Additionally, the amount of security patches we're talking about here is so small that just updating from source code really isn't that big of a deal for most people.

[toyg]

> it really is up to them to work on whatever they want to work on.

Sure, and it really is up to me to keep bitching :)

Besides, the contradiction here is that they are not all volunteers: M:Tier employs some of them exactly to do that job. So, they don't want to do it, but they'll do it if the price is right? Why can't this pricing be done transparently through OpenBSD, rather than some obscure third-party company?

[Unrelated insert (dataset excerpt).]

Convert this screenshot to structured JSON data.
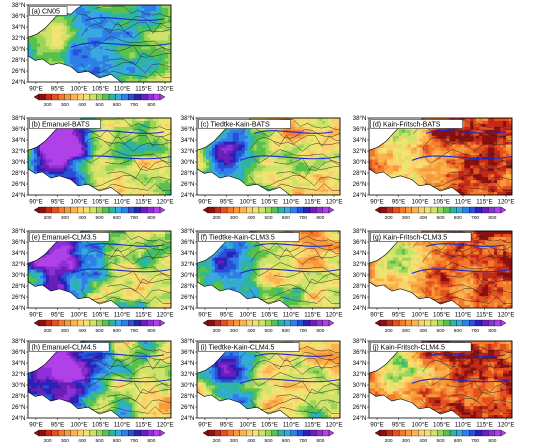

If the problem is funding, why can't they do like RedHat or Oracle, who ask for money to provide automated updates? Oh yeah they do, but through m:tier for some sort of reason (tax? street rep? We can but speculate).

> just updating from source code really isn't that big of a deal for most people.

It's enough to keep the m:tier service running and people like me bitching, so clearly for a lot of people it is. It's enough that every other linux distro out there does it. Denying it over and over won't change that.

[the_trapper]

> Besides, the contradiction here is that they are not all volunteers: M:Tier employs some of them exactly to do that job. So, they don't want to do it, but they'll do it if the price is right? Why can't this pricing be done transparently through OpenBSD, rather than some obscure third-party company?

So you're begrudging some of the OpenBSD developers for having a day job? That is completely absurd. How are they supposed to feed themselves and their families?

Several of FreeBSD's core developers work for Apple. Red Hat employs a large chunk of the GNU and Linux ecosystems. Red Hat actually does something very similar to what M:Tier does.

M:Tier is really just another example of a company that is providing value added support over the offerings of a freely available open source project. They are even generous enough to provide their openup script under an open source license and binary updates free of charge for the most recent version of OpenBSD. I think that is a pretty good deal for everyone involved.

[toyg]

> So you're begrudging some of the OpenBSD developers for having a day job?

Au contraire, I begrudge why they have to do their OpenBSD-related day-job, working on what is basically an essential part of any modern OS (update distribution infrastructure), outside of the official project and with no official endorsement. It devalues them, it devalues the project and only invites speculation on the motives of such arrangements.

> Several of FreeBSD's core developers work for Apple.

Do I have to pay an Apple subscription to get automatic FreeBSD updates? No.

> Red Hat employs a large chunk of the GNU and Linux ecosystems

Sure, and I do have to pay to get automated updates from them, but at least I know they are official. M:tier packages are not official but sort-of wink-wink-nudge-nudge. For a project living and dying on trust, it's a poor show.

> M:Tier is really just another example of a company that is providing value added support

Sure, but my point is that OpenBSD is a pretty isolated example of a project that actively refuses to provide what any comparable project provides, with very flimsy excuses. This leaves the space open for m:tier to make a buck that really belongs to the OpenBSD project. IMHO the project (which is otherwise extremely fond of reminding us that they are short of money) gets shortchanged here, even if some individuals might not be.